# 1st Half of 2015 - Auto World Cars



## slots-n-stuff (Oct 18, 2006)

1st Half of 2015 - Auto World Cars


----------



## Bubba 123 (Sep 10, 2010)

slots-n-stuff said:


> 1st Half of 2015 - Auto World Cars


ok, need some edumacation here on Silver Screen Releases;
68 charger= Christine????

70 Chevelle= Vanishing Point ?????

"Vot's w/ Dis' ??????

Bubba 123 :freak::wave:

the Christine & maybe "Axel's" Nova :thumbsup:


----------



## Gear Head (Mar 22, 2005)

I love Willys but those paint jobs blow. A couple of rigs look good though.


----------



## pshoe64 (Jun 10, 2008)

Arnie's best friend drove a Charger, plum crazy purple I think. I'm not sure about the Chevelle. Maybe it was a in the background somewhere ?

-Paul


----------



## noddaz (Aug 6, 1999)

*What?*

No 1/24 or 1/32 cars?

Sad face...

Scott


----------



## jeffaary (Dec 11, 2004)

pshoe64 said:


> Arnie's best friend drove a Charger, plum crazy purple I think. I'm not sure about the Chevelle. Maybe it was a in the background somewhere ?
> 
> -Paul


The Charger was blue:


----------



## Bubba 123 (Sep 10, 2010)

jeffaary said:


> The Charger was blue:


TY, think I may have 1 already :thumbsup:

Bubba 123 :wave:


----------



## HO2GO (Feb 21, 2015)

Have to say I've never understood the " I Wheels " releases; what is the purpose of cars with WHITE tires ? I can't say I've seen too many of them on the road lately. And then the paint schemes look really odd. The " Fighting Irish " FC turned to chrome ??? Outrageous ! White wall tires are nice; White tires would get real ugly real fast ! The same goes for orange, blue, or any other color tires.
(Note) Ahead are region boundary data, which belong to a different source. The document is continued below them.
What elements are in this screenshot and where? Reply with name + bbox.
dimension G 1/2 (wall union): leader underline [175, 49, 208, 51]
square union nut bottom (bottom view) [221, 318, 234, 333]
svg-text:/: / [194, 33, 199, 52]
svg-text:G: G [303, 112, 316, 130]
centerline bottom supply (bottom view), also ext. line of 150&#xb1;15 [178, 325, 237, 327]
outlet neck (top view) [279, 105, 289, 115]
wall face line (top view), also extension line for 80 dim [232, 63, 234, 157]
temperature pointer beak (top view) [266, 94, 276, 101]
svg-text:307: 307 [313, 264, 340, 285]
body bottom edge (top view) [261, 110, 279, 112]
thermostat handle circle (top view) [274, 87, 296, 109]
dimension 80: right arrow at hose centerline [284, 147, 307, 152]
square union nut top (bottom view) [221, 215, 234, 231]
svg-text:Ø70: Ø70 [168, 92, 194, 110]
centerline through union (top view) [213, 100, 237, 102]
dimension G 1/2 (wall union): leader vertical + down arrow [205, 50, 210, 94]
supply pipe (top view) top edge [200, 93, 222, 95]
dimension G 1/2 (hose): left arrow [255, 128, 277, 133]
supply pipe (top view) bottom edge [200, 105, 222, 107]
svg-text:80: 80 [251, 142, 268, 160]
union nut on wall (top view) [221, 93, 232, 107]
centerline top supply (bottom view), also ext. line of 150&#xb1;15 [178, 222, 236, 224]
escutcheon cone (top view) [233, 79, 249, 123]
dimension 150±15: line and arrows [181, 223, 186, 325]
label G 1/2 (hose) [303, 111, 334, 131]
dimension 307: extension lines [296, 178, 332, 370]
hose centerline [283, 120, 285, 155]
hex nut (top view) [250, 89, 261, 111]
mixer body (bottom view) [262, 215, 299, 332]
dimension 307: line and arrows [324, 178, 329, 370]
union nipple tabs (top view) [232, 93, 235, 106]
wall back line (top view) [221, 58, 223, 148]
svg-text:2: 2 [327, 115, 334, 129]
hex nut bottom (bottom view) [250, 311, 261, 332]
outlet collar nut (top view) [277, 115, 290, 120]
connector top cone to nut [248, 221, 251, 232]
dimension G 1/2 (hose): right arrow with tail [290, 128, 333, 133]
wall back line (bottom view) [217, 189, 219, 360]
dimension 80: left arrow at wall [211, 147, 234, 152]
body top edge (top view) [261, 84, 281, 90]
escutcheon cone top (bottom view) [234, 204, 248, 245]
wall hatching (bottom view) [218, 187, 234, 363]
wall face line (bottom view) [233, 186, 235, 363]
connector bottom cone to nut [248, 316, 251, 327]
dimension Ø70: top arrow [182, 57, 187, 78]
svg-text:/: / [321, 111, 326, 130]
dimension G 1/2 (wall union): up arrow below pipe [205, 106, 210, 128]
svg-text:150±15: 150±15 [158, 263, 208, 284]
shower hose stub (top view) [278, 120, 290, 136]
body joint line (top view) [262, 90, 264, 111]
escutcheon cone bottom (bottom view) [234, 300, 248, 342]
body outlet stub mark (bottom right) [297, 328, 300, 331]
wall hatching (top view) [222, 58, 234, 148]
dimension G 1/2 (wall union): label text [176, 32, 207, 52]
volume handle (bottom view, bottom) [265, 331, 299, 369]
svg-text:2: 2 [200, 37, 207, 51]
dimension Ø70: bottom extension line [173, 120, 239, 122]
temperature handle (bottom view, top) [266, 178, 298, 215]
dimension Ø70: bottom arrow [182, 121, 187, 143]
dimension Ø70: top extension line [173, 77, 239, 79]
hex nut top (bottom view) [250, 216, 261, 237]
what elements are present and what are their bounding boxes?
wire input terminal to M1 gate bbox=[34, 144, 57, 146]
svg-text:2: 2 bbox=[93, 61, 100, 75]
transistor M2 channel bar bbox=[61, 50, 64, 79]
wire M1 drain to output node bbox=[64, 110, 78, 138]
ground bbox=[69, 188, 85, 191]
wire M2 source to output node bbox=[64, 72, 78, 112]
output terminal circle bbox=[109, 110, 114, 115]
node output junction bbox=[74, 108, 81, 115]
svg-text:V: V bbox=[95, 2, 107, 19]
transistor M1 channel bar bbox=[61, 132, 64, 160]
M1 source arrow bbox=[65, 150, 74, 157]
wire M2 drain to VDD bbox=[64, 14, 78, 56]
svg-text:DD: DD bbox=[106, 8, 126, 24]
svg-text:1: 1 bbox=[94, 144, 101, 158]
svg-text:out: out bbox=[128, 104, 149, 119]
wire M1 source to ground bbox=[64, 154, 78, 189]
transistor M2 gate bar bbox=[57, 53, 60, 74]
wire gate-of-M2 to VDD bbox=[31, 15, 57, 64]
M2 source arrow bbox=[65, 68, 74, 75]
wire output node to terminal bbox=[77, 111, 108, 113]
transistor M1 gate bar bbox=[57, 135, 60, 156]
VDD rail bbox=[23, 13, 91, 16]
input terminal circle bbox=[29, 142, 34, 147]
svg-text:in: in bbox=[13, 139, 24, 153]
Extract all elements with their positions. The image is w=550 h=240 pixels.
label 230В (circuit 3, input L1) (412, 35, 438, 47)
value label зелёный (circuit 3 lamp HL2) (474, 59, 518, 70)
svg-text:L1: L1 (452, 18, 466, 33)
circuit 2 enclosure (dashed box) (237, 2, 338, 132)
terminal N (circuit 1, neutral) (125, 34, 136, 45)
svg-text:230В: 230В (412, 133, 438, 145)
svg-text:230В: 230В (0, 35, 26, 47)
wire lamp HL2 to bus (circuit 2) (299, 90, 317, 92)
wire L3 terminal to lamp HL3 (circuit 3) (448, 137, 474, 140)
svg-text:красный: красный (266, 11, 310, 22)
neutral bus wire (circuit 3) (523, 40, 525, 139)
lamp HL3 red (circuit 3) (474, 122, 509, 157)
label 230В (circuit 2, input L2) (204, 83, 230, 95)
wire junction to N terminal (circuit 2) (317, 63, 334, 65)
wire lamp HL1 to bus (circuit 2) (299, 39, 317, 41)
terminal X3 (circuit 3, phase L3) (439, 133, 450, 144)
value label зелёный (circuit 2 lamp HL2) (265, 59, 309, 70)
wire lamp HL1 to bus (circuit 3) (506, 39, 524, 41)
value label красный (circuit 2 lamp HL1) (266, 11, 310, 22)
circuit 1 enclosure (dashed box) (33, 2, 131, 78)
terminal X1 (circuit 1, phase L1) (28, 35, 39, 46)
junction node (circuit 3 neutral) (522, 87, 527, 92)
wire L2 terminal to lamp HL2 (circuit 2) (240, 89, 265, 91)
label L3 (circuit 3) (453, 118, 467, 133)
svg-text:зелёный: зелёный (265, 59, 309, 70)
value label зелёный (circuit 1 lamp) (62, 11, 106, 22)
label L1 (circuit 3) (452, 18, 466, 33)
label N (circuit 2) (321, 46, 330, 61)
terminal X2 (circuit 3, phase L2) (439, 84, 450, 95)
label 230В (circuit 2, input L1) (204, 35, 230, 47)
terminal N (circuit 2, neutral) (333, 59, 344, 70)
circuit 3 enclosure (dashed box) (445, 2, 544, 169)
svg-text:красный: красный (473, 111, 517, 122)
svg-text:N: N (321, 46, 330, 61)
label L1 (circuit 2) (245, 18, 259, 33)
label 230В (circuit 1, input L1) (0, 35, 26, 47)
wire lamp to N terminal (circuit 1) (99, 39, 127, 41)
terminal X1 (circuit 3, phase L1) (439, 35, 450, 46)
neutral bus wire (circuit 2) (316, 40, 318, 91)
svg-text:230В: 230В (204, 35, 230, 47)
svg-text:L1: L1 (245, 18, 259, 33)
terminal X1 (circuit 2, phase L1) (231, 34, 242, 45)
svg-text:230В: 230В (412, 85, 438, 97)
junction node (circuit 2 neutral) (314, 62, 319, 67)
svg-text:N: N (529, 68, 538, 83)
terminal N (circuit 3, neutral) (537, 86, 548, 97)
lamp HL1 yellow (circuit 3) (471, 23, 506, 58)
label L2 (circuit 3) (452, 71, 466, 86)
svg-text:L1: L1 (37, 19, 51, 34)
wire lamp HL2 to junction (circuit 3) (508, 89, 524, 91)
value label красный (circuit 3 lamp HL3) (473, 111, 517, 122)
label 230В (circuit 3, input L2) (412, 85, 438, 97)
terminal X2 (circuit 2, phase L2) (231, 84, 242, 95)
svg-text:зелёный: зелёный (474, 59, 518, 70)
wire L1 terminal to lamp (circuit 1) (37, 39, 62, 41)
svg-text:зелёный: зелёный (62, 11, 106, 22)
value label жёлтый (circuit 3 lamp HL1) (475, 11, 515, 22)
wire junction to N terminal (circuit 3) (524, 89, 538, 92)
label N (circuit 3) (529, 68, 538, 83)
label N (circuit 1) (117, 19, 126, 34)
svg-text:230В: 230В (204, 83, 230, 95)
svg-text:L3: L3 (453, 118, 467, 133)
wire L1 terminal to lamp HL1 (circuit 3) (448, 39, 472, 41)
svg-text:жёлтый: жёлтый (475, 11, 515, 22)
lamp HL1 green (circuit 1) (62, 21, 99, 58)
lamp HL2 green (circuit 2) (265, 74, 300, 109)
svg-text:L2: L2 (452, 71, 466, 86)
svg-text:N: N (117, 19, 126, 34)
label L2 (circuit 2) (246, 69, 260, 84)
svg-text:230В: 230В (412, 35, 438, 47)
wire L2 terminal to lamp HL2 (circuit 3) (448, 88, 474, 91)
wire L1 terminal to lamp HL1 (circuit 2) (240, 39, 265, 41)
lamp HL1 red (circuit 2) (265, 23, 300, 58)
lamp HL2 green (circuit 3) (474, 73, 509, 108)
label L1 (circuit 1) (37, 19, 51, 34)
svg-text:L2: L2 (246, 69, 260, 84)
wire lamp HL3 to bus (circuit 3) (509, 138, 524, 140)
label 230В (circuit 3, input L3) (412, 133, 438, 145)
The only place colored tires belong is on these " FRAY " cars; most of which resemble a BLOB of plastic rather than an actual car. Most with badly done vaccum formed bodies and wheels that stick out like a kid's soap box car. And to add insult to injury the tracks are colored as well. Nothing even resembling an actual road surface. Oh yeah, and these fray cars are too fast as well !  Tetsuo.


----------



## BRPHO (Aug 1, 2006)

All AW needs to do is remove the black stripes from the blue charger in the most recent T-jet release and you will have the charger from out of the Christine movie.


----------



## brownie374 (Nov 21, 2007)

pshoe64 said:


> Arnie's best friend drove a Charger, plum crazy purple I think. I'm not sure about the Chevelle. Maybe it was a in the background somewhere ?
> 
> -Paul


The charger is blue watching Christine as I am typing this


----------



## Gear Head (Mar 22, 2005)

^like^ what HO2GO said


----------



## sethndaddy (Dec 4, 2004)

these are all nice cars in the first half.


----------



## TUFFONE (Dec 21, 2004)

Wow...That's disappointing.


----------



## HO2GO (Feb 21, 2015)

TUFFONE said:


> Wow...That's disappointing.


Which one's are you most disappointed about ?  Tetsuo.


----------



## TUFFONE (Dec 21, 2004)

It's not that some of them are not nicely decorated, etc...But how many more Willys do I really need? I have too many already. If they are going to reissue, at least use some of the leser used body styles. The Torino and the Ice Cream truck come immediately to mind. There is just not much in this release, or most of the last few year's releases that I find interesting.


----------



## blue55conv (May 23, 2007)

See my Willys comments in the Willys thread. It seems these threads got swapped.


----------



## midnight5 (Dec 23, 2008)

Nice looking batch of cars.


----------